Candidate heterozygous deletions were considered and selected for validation studies if they fulfilled the following criteria: (1) the raw data dispersion was ≥95% and the normalized coverage ratio was ≤0.33 in all three types of comparisons to controls as indicated above; (2) multiple successive exons with raw data dispersion of >95% and at least one of the exons shows normalized coverage ratio of ≤0.33 in all three types of comparisons to controls as indicated above.

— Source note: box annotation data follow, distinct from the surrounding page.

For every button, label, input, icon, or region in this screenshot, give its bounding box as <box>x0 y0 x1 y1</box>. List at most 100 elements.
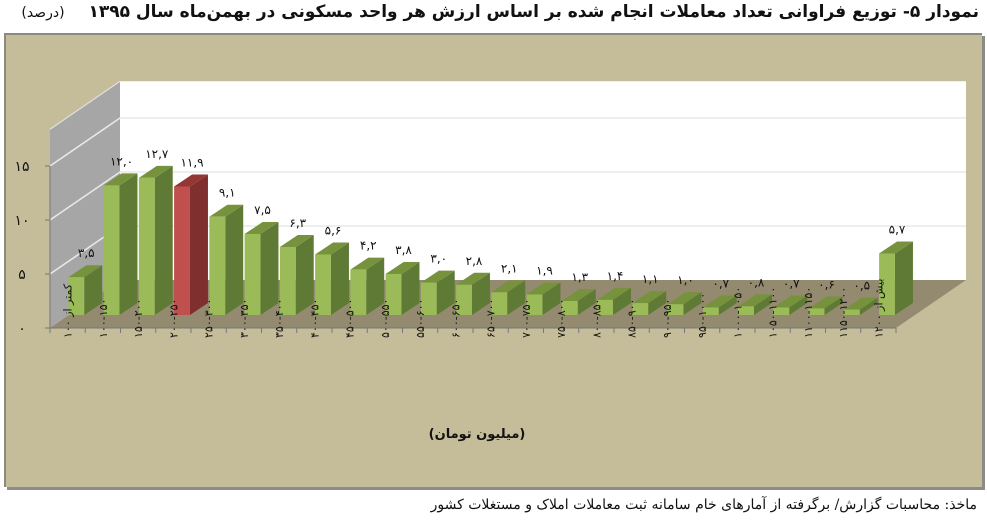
y-tick-label: ۰ <box>18 321 26 337</box>
bar-front <box>526 294 543 315</box>
bar-side <box>471 272 490 315</box>
gridline <box>49 171 966 221</box>
chart-title: نمودار ۵- توزیع فراوانی تعداد معاملات ان… <box>8 2 979 30</box>
x-category-label: ۱۵۰-۲۰۰ <box>132 299 145 338</box>
bar-side <box>436 270 455 315</box>
value-label: ۳,۸ <box>395 243 412 257</box>
bar-front <box>702 307 719 315</box>
bar-front <box>315 254 331 315</box>
bar-side <box>683 292 702 315</box>
x-category-label: ۹۰۰-۹۵۰ <box>661 299 674 338</box>
bar-side <box>366 257 385 315</box>
x-category-label: بیش از ۱۲۰۰ <box>872 279 885 338</box>
bar <box>350 257 385 315</box>
chart-walls <box>50 81 966 328</box>
bar-front <box>738 306 754 315</box>
value-label: ۰,۶ <box>818 278 835 292</box>
x-category-label: ۱۰۰-۱۵۰ <box>97 299 110 338</box>
bar <box>138 165 173 315</box>
source-note: ماخذ: محاسبات گزارش/ برگرفته از آمارهای … <box>430 497 977 513</box>
bar-side <box>189 174 208 315</box>
x-category-label: ۴۵۰-۵۰۰ <box>344 299 357 338</box>
bar-side <box>225 204 244 315</box>
bar-top <box>667 292 702 305</box>
x-category-label: ۳۰۰-۳۵۰ <box>238 299 251 338</box>
bar-side <box>753 294 772 315</box>
bar-top <box>209 204 244 217</box>
bar-side <box>330 242 349 315</box>
x-category-label: ۶۰۰-۶۵۰ <box>449 299 462 338</box>
wall-edge <box>49 80 121 130</box>
bar-top <box>561 288 596 301</box>
bar-side <box>577 288 596 315</box>
x-category-label: ۵۵۰-۶۰۰ <box>414 299 427 338</box>
bar-side <box>154 165 173 315</box>
bar <box>68 265 103 315</box>
bar-front <box>103 185 120 315</box>
chart-title-text: نمودار ۵- توزیع فراوانی تعداد معاملات ان… <box>88 2 979 22</box>
bar <box>667 292 702 315</box>
x-axis: کمتر از ۱۰۰ ۱۰۰-۱۵۰ ۱۵۰-۲۰۰ ۲۰۰-۲۵۰ ۲۵۰-۳۰۰ ۳… <box>49 279 897 338</box>
bar-top <box>491 280 526 293</box>
bar-front <box>808 308 825 315</box>
bar-front <box>420 282 437 315</box>
bar <box>632 291 667 315</box>
bar-front <box>68 277 85 315</box>
bar-front <box>667 304 684 315</box>
x-category-label: ۶۵۰-۷۰۰ <box>485 299 498 338</box>
bar-front <box>597 299 613 315</box>
bar-side <box>542 282 561 315</box>
value-label: ۲,۸ <box>466 254 483 268</box>
bar-top <box>843 297 878 310</box>
bar-side <box>295 234 314 315</box>
bar <box>420 270 455 315</box>
value-label: ۷,۵ <box>254 203 271 217</box>
value-label: ۳,۵ <box>78 246 95 260</box>
bar <box>209 204 244 315</box>
bar-front <box>209 216 226 315</box>
bar-front <box>244 234 261 315</box>
value-label: ۱,۴ <box>607 269 624 283</box>
x-category-label: ۱۱۵۰-۱۲۰۰ <box>837 287 850 338</box>
bar <box>843 297 878 315</box>
x-category-label: ۵۰۰-۵۵۰ <box>379 299 392 338</box>
bar-front <box>174 186 190 315</box>
value-label: ۱۲,۰ <box>110 154 133 168</box>
x-category-label: ۷۵۰-۸۰۰ <box>555 299 568 338</box>
bar <box>279 234 314 315</box>
value-label: ۱۲,۷ <box>145 147 169 161</box>
bar-top <box>808 296 843 309</box>
bar-side <box>648 291 667 315</box>
bar-front <box>385 273 402 315</box>
x-category-label: ۴۰۰-۴۵۰ <box>308 299 321 338</box>
x-category-label: ۱۰۵۰-۱۱۰۰ <box>767 287 780 338</box>
y-tick-label: ۱۰ <box>14 213 29 229</box>
y-tick-label: ۱۵ <box>14 159 29 175</box>
bar-top <box>350 257 385 270</box>
bar <box>103 173 138 315</box>
bar-side <box>824 296 843 315</box>
value-label: ۰,۷ <box>783 276 800 290</box>
y-tick-label: ۵ <box>18 267 26 283</box>
value-label: ۴,۲ <box>360 239 377 253</box>
bar-top <box>879 241 913 254</box>
value-label: ۱,۹ <box>536 263 553 277</box>
bar-top <box>279 234 314 247</box>
bar-front <box>632 303 649 315</box>
x-category-label: ۷۰۰-۷۵۰ <box>520 299 533 338</box>
bar-top <box>702 295 737 308</box>
bar-top <box>420 270 455 283</box>
x-category-label: ۲۵۰-۳۰۰ <box>203 299 216 338</box>
bar-top <box>738 294 772 307</box>
bar-top <box>244 222 279 234</box>
bar-side <box>612 287 631 315</box>
bar-top <box>174 174 208 187</box>
bar-side <box>119 173 138 315</box>
bar <box>879 241 913 315</box>
y-axis: ۰ ۵ ۱۰ ۱۵ <box>14 159 51 337</box>
x-category-label: ۸۵۰-۹۰۰ <box>626 299 639 338</box>
chart-unit: (درصد) <box>21 5 65 21</box>
bar-side <box>84 265 103 315</box>
bar <box>456 272 490 315</box>
value-label: ۵,۷ <box>889 222 906 236</box>
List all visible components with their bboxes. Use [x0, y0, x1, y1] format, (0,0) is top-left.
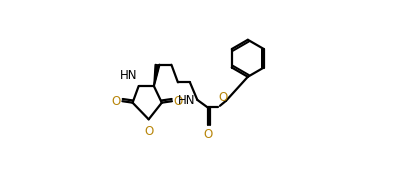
Text: O: O	[112, 95, 121, 108]
Text: O: O	[218, 91, 227, 104]
Polygon shape	[154, 64, 159, 86]
Text: O: O	[203, 128, 212, 141]
Text: O: O	[144, 125, 153, 137]
Text: O: O	[173, 95, 183, 108]
Text: HN: HN	[178, 94, 196, 107]
Text: HN: HN	[120, 69, 137, 82]
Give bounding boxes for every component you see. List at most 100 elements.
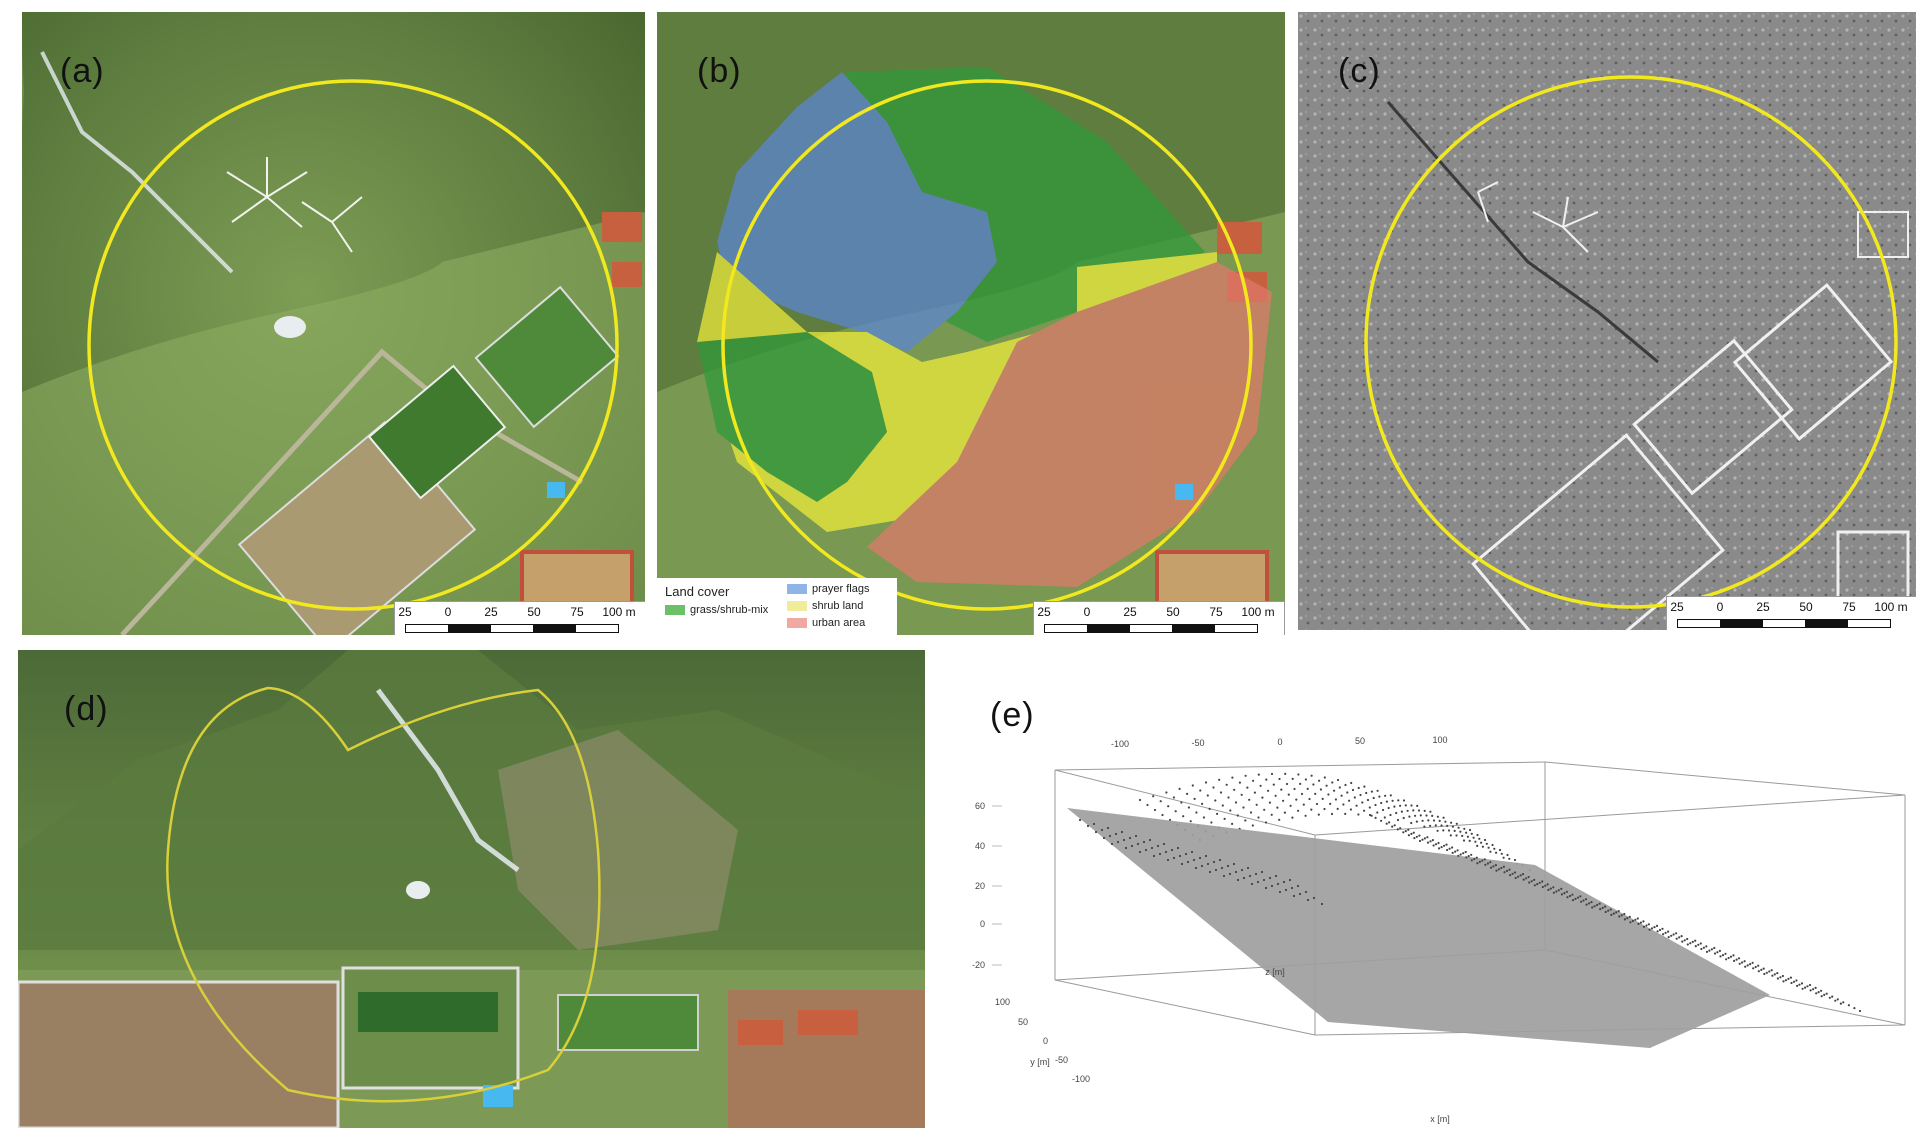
point-cloud-dot bbox=[1244, 774, 1247, 777]
point-cloud-dot bbox=[1148, 838, 1152, 842]
point-cloud-dot bbox=[1357, 786, 1360, 790]
point-cloud-dot bbox=[1287, 793, 1290, 796]
point-cloud-dot bbox=[1102, 836, 1106, 840]
point-cloud-dot bbox=[1801, 987, 1804, 990]
point-cloud-dot bbox=[1429, 840, 1432, 843]
point-cloud-dot bbox=[1729, 955, 1733, 958]
point-cloud-dot bbox=[1357, 813, 1360, 816]
point-cloud-dot bbox=[1806, 985, 1809, 988]
x-axis-tick: -100 bbox=[1111, 739, 1129, 749]
point-cloud-dot bbox=[1317, 813, 1320, 816]
point-cloud-dot bbox=[1476, 833, 1479, 837]
point-cloud-dot bbox=[1474, 840, 1477, 843]
point-cloud-dot bbox=[1383, 816, 1386, 819]
point-cloud-dot bbox=[1223, 817, 1226, 820]
point-cloud-dot bbox=[1462, 852, 1465, 855]
point-cloud-dot bbox=[1240, 793, 1243, 796]
point-cloud-dot bbox=[1116, 840, 1120, 844]
y-axis-tick: -100 bbox=[1072, 1074, 1090, 1084]
point-cloud-dot bbox=[1667, 936, 1670, 939]
point-cloud-dot bbox=[1658, 928, 1662, 932]
point-cloud-dot bbox=[1675, 932, 1678, 935]
point-cloud-dot bbox=[1519, 874, 1522, 877]
point-cloud-dot bbox=[1193, 797, 1196, 800]
point-cloud-dot bbox=[1370, 790, 1373, 793]
point-cloud-dot bbox=[1525, 877, 1528, 880]
point-cloud-dot bbox=[1264, 886, 1268, 890]
point-cloud-dot bbox=[1686, 943, 1689, 946]
point-cloud-dot bbox=[1491, 843, 1494, 847]
point-cloud-dot bbox=[1195, 811, 1198, 814]
point-cloud-dot bbox=[1199, 789, 1202, 792]
point-cloud-dot bbox=[1418, 834, 1421, 837]
point-cloud-dot bbox=[1629, 921, 1632, 924]
point-cloud-dot bbox=[1751, 961, 1754, 964]
point-cloud-dot bbox=[1306, 787, 1309, 790]
point-cloud-dot bbox=[1368, 806, 1371, 809]
point-cloud-dot bbox=[1620, 914, 1623, 917]
point-cloud-dot bbox=[1631, 919, 1634, 923]
point-cloud-dot bbox=[1353, 796, 1356, 799]
point-cloud-dot bbox=[1236, 878, 1240, 882]
point-cloud-dot bbox=[1823, 993, 1826, 996]
point-cloud-dot bbox=[1541, 880, 1544, 883]
point-cloud-dot bbox=[1694, 939, 1697, 942]
point-cloud-dot bbox=[1304, 814, 1307, 817]
point-cloud-dot bbox=[1285, 782, 1289, 786]
point-cloud-dot bbox=[1278, 777, 1281, 781]
point-cloud-dot bbox=[1436, 829, 1439, 832]
point-cloud-dot bbox=[1407, 828, 1410, 831]
point-cloud-dot bbox=[1144, 848, 1148, 852]
point-cloud-dot bbox=[1700, 947, 1703, 951]
point-cloud-dot bbox=[1276, 882, 1280, 886]
point-cloud-dot bbox=[1609, 908, 1612, 911]
point-cloud-dot bbox=[1120, 830, 1124, 834]
point-cloud-dot bbox=[1744, 965, 1747, 968]
point-cloud-dot bbox=[1297, 773, 1300, 776]
panel-label: (b) bbox=[697, 52, 742, 90]
point-cloud-dot bbox=[1219, 791, 1223, 794]
z-axis-tick: 0 bbox=[980, 919, 985, 929]
point-cloud-dot bbox=[1270, 884, 1274, 888]
point-cloud-dot bbox=[1781, 974, 1784, 978]
building-roof bbox=[738, 1020, 783, 1045]
point-cloud-dot bbox=[1431, 814, 1434, 817]
point-cloud-dot bbox=[1839, 1002, 1842, 1005]
garden-compound bbox=[557, 994, 699, 1051]
point-cloud-dot bbox=[1267, 789, 1270, 792]
scale-bar-ticks: 25 0 25 50 75 100 m bbox=[1034, 605, 1284, 619]
point-cloud-dot bbox=[1814, 986, 1817, 989]
point-cloud-dot bbox=[1295, 798, 1298, 801]
point-cloud-dot bbox=[1450, 821, 1453, 824]
point-cloud-dot bbox=[1282, 799, 1285, 802]
point-cloud-dot bbox=[1457, 854, 1460, 857]
point-cloud-dot bbox=[1159, 800, 1162, 803]
point-cloud-dot bbox=[1808, 983, 1812, 987]
inner-axis-label: z [m] bbox=[1265, 967, 1285, 977]
point-cloud-dot bbox=[1172, 856, 1176, 860]
point-cloud-dot bbox=[1763, 972, 1766, 976]
point-cloud-dot bbox=[1385, 822, 1388, 825]
point-cloud-dot bbox=[1472, 836, 1475, 839]
point-cloud-dot bbox=[1338, 786, 1341, 789]
point-cloud-dot bbox=[1593, 905, 1596, 908]
point-cloud-dot bbox=[1466, 835, 1469, 838]
point-cloud-dot bbox=[1828, 996, 1831, 999]
point-cloud-dot bbox=[1604, 905, 1607, 908]
point-cloud-dot bbox=[1820, 995, 1823, 998]
monastery-garden bbox=[358, 992, 498, 1032]
legend-item: prayer flags bbox=[787, 583, 869, 595]
point-cloud-dot bbox=[1549, 887, 1552, 890]
point-cloud-dot bbox=[1418, 839, 1422, 843]
panel-d-photo-graphic bbox=[18, 650, 925, 1128]
point-cloud-dot bbox=[1180, 862, 1184, 866]
point-cloud-dot bbox=[1842, 1001, 1845, 1004]
point-cloud-dot bbox=[1330, 812, 1334, 816]
relief-compound-outline bbox=[1732, 283, 1894, 441]
y-axis-tick: 100 bbox=[995, 997, 1010, 1007]
point-cloud-dot bbox=[1468, 828, 1472, 832]
point-cloud-dot bbox=[1100, 828, 1104, 832]
point-cloud-dot bbox=[1697, 943, 1700, 946]
point-cloud-dot bbox=[1419, 814, 1422, 817]
z-axis-tick: -20 bbox=[972, 960, 985, 970]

Results were considered candidate homozygous deletions and were selected for validation if they fulfilled the following criteria: (1) the raw data dispersion was >95% and the normalized coverage ratio was <0.05 in all three types of comparisons to controls as indicated above; (2) the raw data dispersion was >95% and multiple successive exons that at least one of them shows normalized coverage ratio of <0.05 in all three types of comparisons to controls as indicated above. Determination of CNV frequency in the general population and degree of overlap with previously reported CNVs was done automatically by the software using the Database of Genomic Variants,25 and manually using the following databases: Human Gene Mutation Database (http://www.hgmd.cf.ac.uk/), ClinVar (https://www.ncbi.nlm.nih.gov/clinvar/), DatabasE of Chromosomal Imbalance and Phenotype in Humans using Ensembl Resources (https://decipher.sanger.ac.uk/) and Genome Aggregation Database (gnomAD, https://gnomad.broadinstitute.org/).

Polymerase chain reaction

DNA was amplified using customized primers flanking the regions that was found to be deleted by the NGS panel. The primer sets are described in Supplementary Table 2. Amplified DNA fragments were separated by agarose gel electrophoresis and were visualized by ultraviolet light. Band densitometry was determined using the ImageJ software.

Affymetrix SNP array 6.0

DNA was processed, hybridized to Affymetrix Genome-Wide Human SNP array 6.0 (Affymetrix Inc., Santa Clara, CA, USA) and scanned as previously described.21 Genotyping calls were determined using the Birdseed v.2 algorithm as described.6 CNV were considered novel if they did not appear in healthy controls from The Center of Applied Genomics (Hospital for Sick Children, Toronto, Canada).

Reporting summary

Further information on research design is available in the Nature Research Reporting Summary linked to this article.